Outro recurso é a Lei do Bem, ou Lei da Inovação (Lei 11.196/2005), que prevê incentivos fiscais para pessoas jurídicas que realizem pesquisa tecnológica e desenvolvimento de inovação tecnológica. Para a diretora de Inovação da Estácio, Lindalia Reis, a lei é uma grande oportunidade para o desenvolvimento de novos negócios. “Esse benefício quase não é usado pelas instituições de ensino superior por puro desconhecimento. Fomos a primeira universidade no Brasil a se enquadrar nessa lei”, reforça.
A exposição que a instituição pode propiciar a seus alunos é igualmente válida. Melhor ainda se a própria universidade puder trazer investidores para dentro de suas instalações. Helder Alves, fundador do Radar 77, afirma que a Estácio fez a ponte entre a start-up e um grupo de investidores. O retorno foi tão positivo que o empreendedor e seus sócios se viram na posição de escolher a qual fundo gostariam de se associar. O negócio desenvolvido por eles é uma espécie de rastreador de preços. Mais de 350 vendas já foram feitas pela plataforma, o que gerou mais de R$ 100 mil para os lojistas, números bem diferentes do estágio em que se encontravam antes de receber o apoio da universidade. “Tínhamos feito apenas duas vendas”, reconhece Alves.

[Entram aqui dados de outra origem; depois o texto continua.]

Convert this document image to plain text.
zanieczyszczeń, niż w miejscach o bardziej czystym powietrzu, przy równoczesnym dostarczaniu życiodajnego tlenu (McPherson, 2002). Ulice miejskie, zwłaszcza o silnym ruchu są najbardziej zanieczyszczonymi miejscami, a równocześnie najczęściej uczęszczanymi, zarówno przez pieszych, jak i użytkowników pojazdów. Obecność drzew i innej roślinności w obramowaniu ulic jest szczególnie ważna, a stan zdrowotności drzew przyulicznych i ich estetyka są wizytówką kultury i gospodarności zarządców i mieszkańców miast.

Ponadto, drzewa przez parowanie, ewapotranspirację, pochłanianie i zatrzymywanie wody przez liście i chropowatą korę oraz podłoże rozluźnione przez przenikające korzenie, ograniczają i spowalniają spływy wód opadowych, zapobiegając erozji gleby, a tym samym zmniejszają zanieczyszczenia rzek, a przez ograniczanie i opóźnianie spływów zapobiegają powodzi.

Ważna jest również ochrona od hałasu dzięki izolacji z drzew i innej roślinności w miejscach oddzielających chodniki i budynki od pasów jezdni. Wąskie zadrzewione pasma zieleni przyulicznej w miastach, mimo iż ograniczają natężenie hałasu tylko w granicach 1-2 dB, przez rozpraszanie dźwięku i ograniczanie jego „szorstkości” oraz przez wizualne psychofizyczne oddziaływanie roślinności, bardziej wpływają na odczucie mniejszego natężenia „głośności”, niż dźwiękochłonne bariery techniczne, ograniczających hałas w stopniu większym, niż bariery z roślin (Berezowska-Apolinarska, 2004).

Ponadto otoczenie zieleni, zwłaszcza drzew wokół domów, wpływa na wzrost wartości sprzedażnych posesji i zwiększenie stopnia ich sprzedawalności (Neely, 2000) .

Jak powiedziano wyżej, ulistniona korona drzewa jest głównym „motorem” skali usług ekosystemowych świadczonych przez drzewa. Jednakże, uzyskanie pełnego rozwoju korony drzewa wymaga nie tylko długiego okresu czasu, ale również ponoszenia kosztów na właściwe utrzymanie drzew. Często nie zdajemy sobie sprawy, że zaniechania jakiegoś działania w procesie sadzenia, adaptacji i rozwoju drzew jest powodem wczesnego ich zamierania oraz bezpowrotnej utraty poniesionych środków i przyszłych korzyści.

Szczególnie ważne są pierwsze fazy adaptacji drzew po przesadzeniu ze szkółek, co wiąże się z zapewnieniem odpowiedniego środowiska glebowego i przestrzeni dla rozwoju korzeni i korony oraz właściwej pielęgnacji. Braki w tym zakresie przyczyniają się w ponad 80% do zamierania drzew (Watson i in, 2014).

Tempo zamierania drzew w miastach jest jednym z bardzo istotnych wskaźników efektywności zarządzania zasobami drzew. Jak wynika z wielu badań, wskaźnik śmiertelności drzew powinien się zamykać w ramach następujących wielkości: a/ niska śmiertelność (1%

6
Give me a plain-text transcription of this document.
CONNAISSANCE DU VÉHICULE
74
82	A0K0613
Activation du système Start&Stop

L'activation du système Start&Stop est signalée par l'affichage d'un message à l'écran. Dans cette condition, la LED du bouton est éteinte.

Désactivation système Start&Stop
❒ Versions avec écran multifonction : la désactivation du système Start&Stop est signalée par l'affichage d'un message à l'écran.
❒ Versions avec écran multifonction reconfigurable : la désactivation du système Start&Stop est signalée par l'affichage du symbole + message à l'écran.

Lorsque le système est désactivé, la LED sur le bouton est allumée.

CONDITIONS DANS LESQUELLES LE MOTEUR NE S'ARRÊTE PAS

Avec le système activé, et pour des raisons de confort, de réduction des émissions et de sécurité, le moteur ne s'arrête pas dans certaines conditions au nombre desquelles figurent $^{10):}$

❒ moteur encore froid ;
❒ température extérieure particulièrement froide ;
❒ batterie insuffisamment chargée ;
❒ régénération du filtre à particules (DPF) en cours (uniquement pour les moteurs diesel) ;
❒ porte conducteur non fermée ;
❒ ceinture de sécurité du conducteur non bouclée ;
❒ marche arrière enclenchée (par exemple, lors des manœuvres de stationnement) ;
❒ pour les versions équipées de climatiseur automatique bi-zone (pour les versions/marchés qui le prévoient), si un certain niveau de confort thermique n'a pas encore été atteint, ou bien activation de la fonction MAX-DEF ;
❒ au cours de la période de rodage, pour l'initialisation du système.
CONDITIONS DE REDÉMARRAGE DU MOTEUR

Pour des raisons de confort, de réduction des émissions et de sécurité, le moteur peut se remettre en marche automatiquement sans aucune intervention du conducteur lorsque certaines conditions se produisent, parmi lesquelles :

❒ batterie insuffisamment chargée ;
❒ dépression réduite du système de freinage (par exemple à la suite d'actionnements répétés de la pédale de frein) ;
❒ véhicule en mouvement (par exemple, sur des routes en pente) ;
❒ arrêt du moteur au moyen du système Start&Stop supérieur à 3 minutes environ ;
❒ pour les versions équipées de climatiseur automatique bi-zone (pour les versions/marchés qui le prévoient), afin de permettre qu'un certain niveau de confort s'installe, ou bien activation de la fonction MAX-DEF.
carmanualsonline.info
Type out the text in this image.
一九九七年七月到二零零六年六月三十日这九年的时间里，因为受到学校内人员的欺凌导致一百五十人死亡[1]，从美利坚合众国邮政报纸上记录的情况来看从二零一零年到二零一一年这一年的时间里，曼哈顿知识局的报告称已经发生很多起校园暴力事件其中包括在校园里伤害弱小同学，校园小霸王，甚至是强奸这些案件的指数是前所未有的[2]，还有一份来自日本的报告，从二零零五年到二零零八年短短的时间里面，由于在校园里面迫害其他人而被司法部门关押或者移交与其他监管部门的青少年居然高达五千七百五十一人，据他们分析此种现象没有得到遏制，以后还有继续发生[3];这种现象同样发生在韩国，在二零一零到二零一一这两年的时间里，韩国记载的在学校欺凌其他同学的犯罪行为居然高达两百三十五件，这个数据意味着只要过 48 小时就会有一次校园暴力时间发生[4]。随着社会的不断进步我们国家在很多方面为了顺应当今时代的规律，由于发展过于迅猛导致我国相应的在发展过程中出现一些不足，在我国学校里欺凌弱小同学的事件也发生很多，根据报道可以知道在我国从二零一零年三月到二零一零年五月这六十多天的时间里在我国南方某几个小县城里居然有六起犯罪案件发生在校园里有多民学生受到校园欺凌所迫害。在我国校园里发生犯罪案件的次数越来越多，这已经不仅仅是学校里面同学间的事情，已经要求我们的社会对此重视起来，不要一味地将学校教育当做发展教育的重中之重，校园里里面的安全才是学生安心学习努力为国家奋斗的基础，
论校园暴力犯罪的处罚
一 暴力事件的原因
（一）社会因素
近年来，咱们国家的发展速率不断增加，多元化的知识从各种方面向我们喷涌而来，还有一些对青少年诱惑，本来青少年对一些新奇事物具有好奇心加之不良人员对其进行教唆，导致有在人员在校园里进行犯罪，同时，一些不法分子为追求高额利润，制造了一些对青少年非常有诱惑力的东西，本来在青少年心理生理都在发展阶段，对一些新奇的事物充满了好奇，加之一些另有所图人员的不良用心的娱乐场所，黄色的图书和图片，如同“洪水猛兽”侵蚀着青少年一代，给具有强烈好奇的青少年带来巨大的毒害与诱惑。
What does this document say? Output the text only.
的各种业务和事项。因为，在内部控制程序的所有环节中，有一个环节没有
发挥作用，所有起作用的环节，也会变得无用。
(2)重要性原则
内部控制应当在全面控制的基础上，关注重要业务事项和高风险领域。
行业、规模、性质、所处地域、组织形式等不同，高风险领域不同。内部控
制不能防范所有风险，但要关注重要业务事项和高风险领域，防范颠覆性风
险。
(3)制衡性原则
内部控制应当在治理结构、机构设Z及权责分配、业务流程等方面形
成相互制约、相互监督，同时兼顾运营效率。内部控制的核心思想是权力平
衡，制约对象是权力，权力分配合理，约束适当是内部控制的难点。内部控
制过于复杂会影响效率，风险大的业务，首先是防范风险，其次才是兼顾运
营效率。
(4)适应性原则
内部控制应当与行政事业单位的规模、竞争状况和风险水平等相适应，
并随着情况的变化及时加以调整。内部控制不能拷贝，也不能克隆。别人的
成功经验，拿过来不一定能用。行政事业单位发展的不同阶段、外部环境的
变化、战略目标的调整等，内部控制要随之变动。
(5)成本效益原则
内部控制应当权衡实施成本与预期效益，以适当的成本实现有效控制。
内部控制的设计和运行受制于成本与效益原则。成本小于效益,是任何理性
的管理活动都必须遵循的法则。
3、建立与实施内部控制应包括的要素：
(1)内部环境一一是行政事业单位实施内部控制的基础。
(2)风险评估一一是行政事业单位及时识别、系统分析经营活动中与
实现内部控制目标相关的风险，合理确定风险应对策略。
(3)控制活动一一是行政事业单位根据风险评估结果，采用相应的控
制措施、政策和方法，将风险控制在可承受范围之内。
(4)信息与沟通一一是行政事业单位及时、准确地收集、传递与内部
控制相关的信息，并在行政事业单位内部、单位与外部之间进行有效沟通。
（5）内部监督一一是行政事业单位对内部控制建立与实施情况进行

Há ainda iniciativas de menor porte, mas não menos importantes. A Brastax venceu um concurso promovido pelo Comitê de Jovens Empreendedores (CJE), da Federação das Indústrias do Estado de São Paulo (Fiesp), e recebeu US$ 12 mil em consultoria, capacitações e mentorias. O projeto concorreu entre mil inscritos de todo o país.
A visão do mercado |
Apesar da variedade de experiências bem-sucedidas, as instituições de ensino superior ainda costumam pecar pelo excesso de teoria quando se propõem a estimular o empreendedorismo. “Falta validar as hipóteses dos alunos no mercado. Não adianta montar um plano de negócios e não ir conversar com os clientes”, aponta Renata Chilvarquer, diretora da área de educação na Endeavor, organização sem fins lucrativos de apoio ao empreendedorismo. Além disso, muitos sequer oferecem conteúdos ligados ao tema, embora um em cada quatro jovens tenha vontade de empreender, como revelou a pesquisa realizada pela organização em IES brasileiras.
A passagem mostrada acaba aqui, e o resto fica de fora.